Ecco, in questo senso, se manteniamo gli occhi fissi per terra non impariamo nulla e la nostra città la vedremo solo dal basso, da un punto di vista che non può raccontarla del tutto.

Durante una delle mie solite passeggiate in veste di turista della mia città, mi sono soffermato sulla notevole quantità di mascheroni grotteschi che adornano le chiavi di volta degli archi dei portali d'ingresso di numerosissimi palazzi nobiliari che per fortuna persistono al tempo e all'incuria.

Tali ornamenti si possono trovare generalmente ovunque, in qualsiasi città europea e forse del mondo, ma vale la pena conoscerne il motivo della loro presenza che, almeno in Sicilia, parte da molto lontano.

A Palermo si trovano, ad esempio a Palazzo Guggino, ai Quattro Canti, Palazzo Valguarnera Gangi e a Palazzo Comitini, solo per citarne alcuni.

I greci erano soliti incastonare nei timpani dei templi mascheroni grotteschi. Nel tempio C di Selinunte, ad esempio, è stato riscontrato che vi fosse la maschera della Gorgoneion, la Medusa, incastonata sul frontone del tempio, oggi in parte visibile al Museo archeologico Antonio Salinas di Palermo.

La presenza della stessa Medusa si riscontra anche nell'area sacra di Ortigia a Siracusa, dove è stata ritrovata una lastra in terracotta con Gorgone, probabilmente destinata al frontone di un edificio sacro e oggi sita al Museo archeologico regionale di Siracusa.

Perché gli antichi usavano queste maschere grottesche in edifici sacri? Lo vedremo tra poco. Ci muoviamo nell'ambito del sacro e profano, la religione che va a nozze con la superstizione.

La testa della Medusa, tagliata secondo la leggenda da Perseo, resa celebre anche da Caravaggio il quale la ritrae nel famoso scudo in tutto il suo "orrido splendore", è un elemento straordinariamente siciliano.

Presente appunto nel simbolo più rappresentativo della Sicilia: la Trinacria. La Trinacria è un simbolo antichissimo costituito dal volto di una donna (la Medusa), con la capigliatura formata da grovigli di serpenti, che simboleggia l'aspetto mitico e leggendario nonché misterioso e spaventevole dell'isola.

Tre gambe, come tre colli differenti, si diramano da questa testa in un apparente movimento elicoidale. Nelle civiltà antiche l'immagine di una gamba era simbolo di potenza, di forza, alcuni popoli la dipingevano nei loro elmi che portavano in guerra. Figurarsi tre gambe, una forza sovrumana, "mostruosa".

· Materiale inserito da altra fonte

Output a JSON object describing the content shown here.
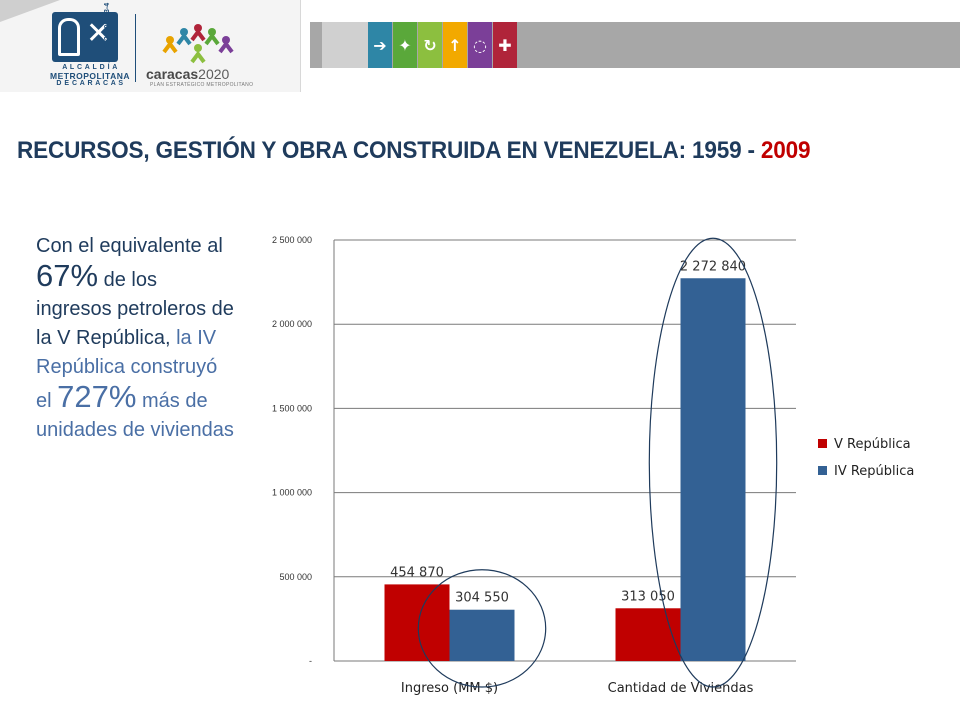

Le spighe di grano infilzate nella testa seguono il moto delle gambe ma rappresentano la fertilità e la ricchezza della Sicilia. Questo simbolo poteva essere interpretato come un logo, un brand ante litteram dell'isola, oppure, vista la sua mostruosità, poteva incutere timore ai popoli che volevano conquistarla tenendoli lontani.

La Gorgoneion in età preellenica veniva usata nei riti di esorcismo per allontanare spiriti maligni, cattivi presagi e presenze occulte, ecco perché ce la ritroviamo perfino nei templi, per proteggere i luoghi delle divinità.

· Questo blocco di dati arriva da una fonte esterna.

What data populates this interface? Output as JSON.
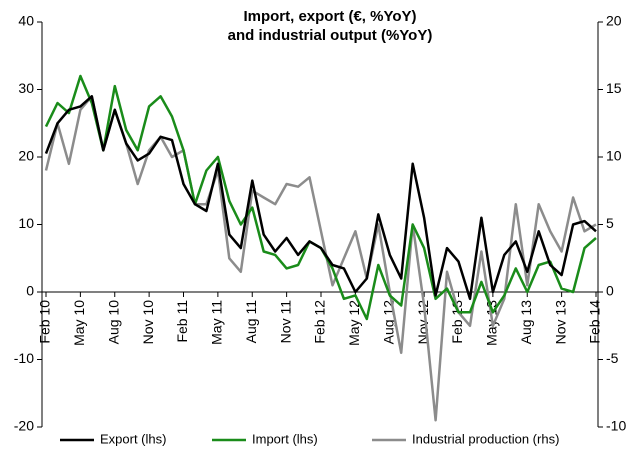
{
  "chart_data": {
    "type": "line",
    "title": "Import, export (€, %YoY)",
    "subtitle": "and industrial output (%YoY)",
    "categories": [
      "Feb 10",
      null,
      null,
      "May 10",
      null,
      null,
      "Aug 10",
      null,
      null,
      "Nov 10",
      null,
      null,
      "Feb 11",
      null,
      null,
      "May 11",
      null,
      null,
      "Aug 11",
      null,
      null,
      "Nov 11",
      null,
      null,
      "Feb 12",
      null,
      null,
      "May 12",
      null,
      null,
      "Aug 12",
      null,
      null,
      "Nov 12",
      null,
      null,
      "Feb 13",
      null,
      null,
      "May 13",
      null,
      null,
      "Aug 13",
      null,
      null,
      "Nov 13",
      null,
      null,
      "Feb 14"
    ],
    "series": [
      {
        "name": "Export (lhs)",
        "color": "#000000",
        "values": [
          20.5,
          25,
          27,
          27.5,
          29,
          21,
          27,
          22,
          19.5,
          20.5,
          23,
          22.5,
          16,
          13,
          12,
          19,
          8.5,
          6.5,
          16.5,
          8.5,
          6,
          8,
          5.5,
          7.5,
          6.5,
          4,
          3.5,
          0,
          2,
          11.5,
          5.5,
          2,
          19,
          11,
          -0.5,
          6.5,
          4.5,
          -1,
          11,
          0,
          5.5,
          7.5,
          3,
          9,
          4,
          2.5,
          10,
          10.5,
          9
        ]
      },
      {
        "name": "Import (lhs)",
        "color": "#1a8c1a",
        "values": [
          24.5,
          28,
          26.5,
          32,
          28,
          21,
          30.5,
          24,
          21,
          27.5,
          29,
          26,
          21,
          13,
          18,
          20,
          13.5,
          10,
          12.5,
          6,
          5.5,
          3.5,
          4,
          7.5,
          6.5,
          3.5,
          -1,
          -0.5,
          -4,
          4,
          -0.5,
          -2,
          10,
          6.5,
          -1,
          0.5,
          -3,
          -3,
          1.5,
          -3,
          -0.5,
          3.5,
          0,
          4,
          4.5,
          0.5,
          0,
          6.5,
          8
        ]
      },
      {
        "name": "Industrial production (rhs)",
        "color": "#8c8c8c",
        "axis": "y2",
        "values": [
          9,
          12.5,
          9.5,
          13.5,
          14.5,
          10.5,
          13.5,
          11,
          8,
          10.5,
          11.5,
          10,
          10.5,
          6.5,
          6.5,
          9,
          2.5,
          1.5,
          7.5,
          7,
          6.5,
          8,
          7.8,
          8.5,
          4.5,
          0.5,
          2.5,
          4.5,
          1,
          5,
          0,
          -4.5,
          5,
          -1,
          -9.5,
          1.5,
          -1.5,
          -2.5,
          3,
          -2.5,
          -0.5,
          6.5,
          0.5,
          6.5,
          4.5,
          3,
          7,
          4.5,
          5
        ]
      }
    ],
    "ylim": [
      -20,
      40
    ],
    "yticks": [
      -20,
      -10,
      0,
      10,
      20,
      30,
      40
    ],
    "y2lim": [
      -10,
      20
    ],
    "y2ticks": [
      -10,
      -5,
      0,
      5,
      10,
      15,
      20
    ],
    "grid": false,
    "legend": "bottom"
  }
}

La sua raffigurazione era davvero terrificante. Immaginate una faccia di donna grottesca, con la linguaccia e zanne di cinghiale che gli fuoriescono dalla bocca, con le guance gonfie, lo sguardo pietrificante (secondo la leggenda in tutti i sensi) e serpenti minacciosi al posto dei capelli.

Chi volete che si potesse approcciare ad una figura del genere? Chiunque si sarebbe tenuto alla larga. Solo successivamente la Medusa ebbe un volto più aggraziato, quello al quale noi siciliani siamo legati. Ma con l'avvento del cristianesimo l'utilizzo pagano della Medusa e dei mascheroni dovette estinguersi, almeno ufficialmente, per ritornare in auge tra il periodo rinascimentale e barocco.

Tra il secolo XVI e il XVII, infatti, successivamente all'utilizzo degli ornamenti grotteschi esterni, ad esempio nello stile gotico delle chiese e dei palazzi medievali del XIII e XIV secolo, i mascheroni tornano di moda.

Si trovano maggiormente collocati ad ornamento dei mensoloni dei balconi, nei doccioni, nelle fontane, perfino nei tombini delle condutture, ma soprattutto come chiavi di volta degli archi dei portali d'ingresso dei palazzi nobili.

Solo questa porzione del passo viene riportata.